I am not sure that I know just why we planted beans always in the side of the hill; I have said we planted squash thus because the sprouted seeds were tender and the soil in the side of the hill did not bake hard after a rain. Also, we were careful not to make our bean hills too large, as the heavy rains turned the soft soil into mud which beat down over the vines, killing them.

Hoeing and Cultivating

These subjects I have sufficiently described, I think, when I told you how we hoed and cultivated corn.

Threshing

Threshing was in the fall, after the beans had ripened and the pods were dead and dried. Sometimes, when the weather had been favorable, the bean vines were quite dry and could be threshed the same day they were gathered. But if the weather was a little damp, or if, as was usually the case, the vines were still a little green, they had to be dried a day or two before they could be threshed.

To prepare for this labor, I went out into the field and pulled up all the corn stalks in a space four or five yards in diameter; this was for a drying place.

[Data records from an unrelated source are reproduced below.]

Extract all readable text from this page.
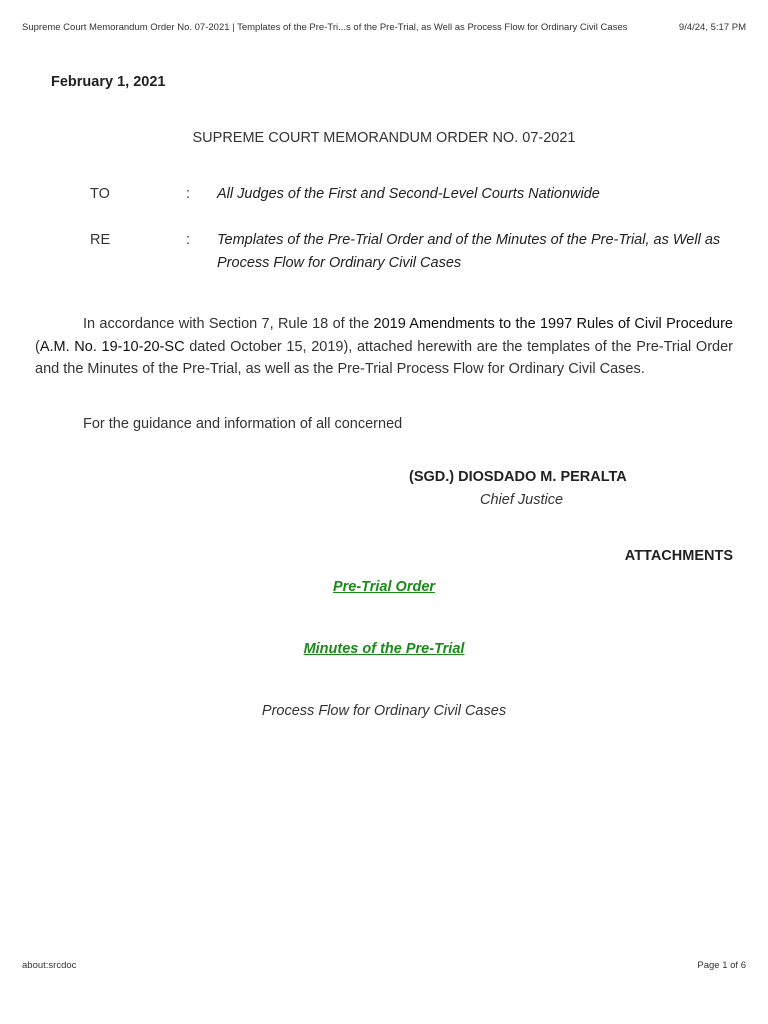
Supreme Court Memorandum Order No. 07-2021 | Templates of the Pre-Tri...s of the Pre-Trial, as Well as Process Flow for Ordinary Civil Cases	9/4/24, 5:17 PM
February 1, 2021
SUPREME COURT MEMORANDUM ORDER NO. 07-2021
TO	: All Judges of the First and Second-Level Courts Nationwide
RE	: Templates of the Pre-Trial Order and of the Minutes of the Pre-Trial, as Well as Process Flow for Ordinary Civil Cases

In accordance with Section 7, Rule 18 of the 2019 Amendments to the 1997 Rules of Civil Procedure (A.M. No. 19-10-20-SC dated October 15, 2019), attached herewith are the templates of the Pre-Trial Order and the Minutes of the Pre-Trial, as well as the Pre-Trial Process Flow for Ordinary Civil Cases.

For the guidance and information of all concerned
(SGD.) DIOSDADO M. PERALTA
Chief Justice
ATTACHMENTS
Pre-Trial Order
Minutes of the Pre-Trial
Process Flow for Ordinary Civil Cases
about:srcdoc	Page 1 of 6
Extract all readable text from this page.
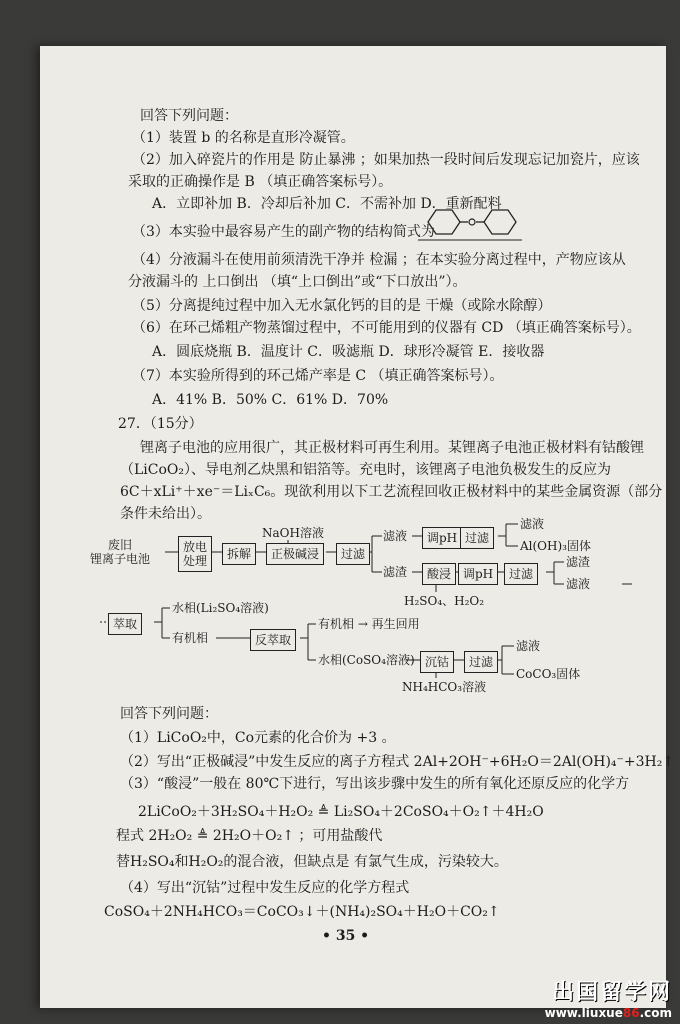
回答下列问题：
（1）装置 b 的名称是直形冷凝管。
（2）加入碎瓷片的作用是 防止暴沸 ；如果加热一段时间后发现忘记加瓷片，应该
采取的正确操作是 B （填正确答案标号）。
A．立即补加 B．冷却后补加 C．不需补加 D．重新配料
（3）本实验中最容易产生的副产物的结构简式为
（4）分液漏斗在使用前须清洗干净并 检漏 ；在本实验分离过程中，产物应该从
分液漏斗的 上口倒出 （填“上口倒出”或“下口放出”）。
（5）分离提纯过程中加入无水氯化钙的目的是 干燥（或除水除醇）
（6）在环己烯粗产物蒸馏过程中，不可能用到的仪器有 CD （填正确答案标号）。
A．圆底烧瓶 B．温度计 C．吸滤瓶 D．球形冷凝管 E．接收器
（7）本实验所得到的环己烯产率是 C （填正确答案标号）。
A．41% B．50% C．61% D．70%
27．（15分）
锂离子电池的应用很广，其正极材料可再生利用。某锂离子电池正极材料有钴酸锂
（LiCoO₂）、导电剂乙炔黑和铝箔等。充电时，该锂离子电池负极发生的反应为
6C＋xLi⁺＋xe⁻＝LiₓC₆。现欲利用以下工艺流程回收正极材料中的某些金属资源（部分
条件未给出）。
废旧
锂离子电池
放电
处理	拆解
NaOH溶液
正极碱浸	过滤
滤液	调pH 过滤
滤液
Al(OH)₃固体
滤渣	酸浸
H₂SO₄、H₂O₂
调pH	过滤
滤渣
滤液
萃取
水相(Li₂SO₄溶液)
有机相	反萃取
有机相 → 再生回用
水相(CoSO₄溶液) 沉钴
NH₄HCO₃溶液
过滤
滤液
CoCO₃固体
回答下列问题：
（1）LiCoO₂中，Co元素的化合价为 +3 。
（2）写出“正极碱浸”中发生反应的离子方程式 2Al+2OH⁻+6H₂O＝2Al(OH)₄⁻+3H₂↑
（3）“酸浸”一般在 80℃下进行，写出该步骤中发生的所有氧化还原反应的化学方
2LiCoO₂＋3H₂SO₄＋H₂O₂ ≜ Li₂SO₄＋2CoSO₄＋O₂↑＋4H₂O
程式 2H₂O₂ ≜ 2H₂O＋O₂↑ ；可用盐酸代
替H₂SO₄和H₂O₂的混合液，但缺点是 有氯气生成，污染较大。
（4）写出“沉钴”过程中发生反应的化学方程式
CoSO₄＋2NH₄HCO₃＝CoCO₃↓＋(NH₄)₂SO₄＋H₂O＋CO₂↑
• 35 •
出国留学网
www.liuxue86.com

I pulled up the vines of one bean hill and transferred them to my left hand, where I held them by the roots; I gathered another bunch of bean vines in my right hand, as many as I could conveniently carry; and I took these vines, borne in my two hands, to the drying place, and laid them on the ground, roots up, spreading them out a little. I thus worked until I had pulled up all the vines that grew near the drying place.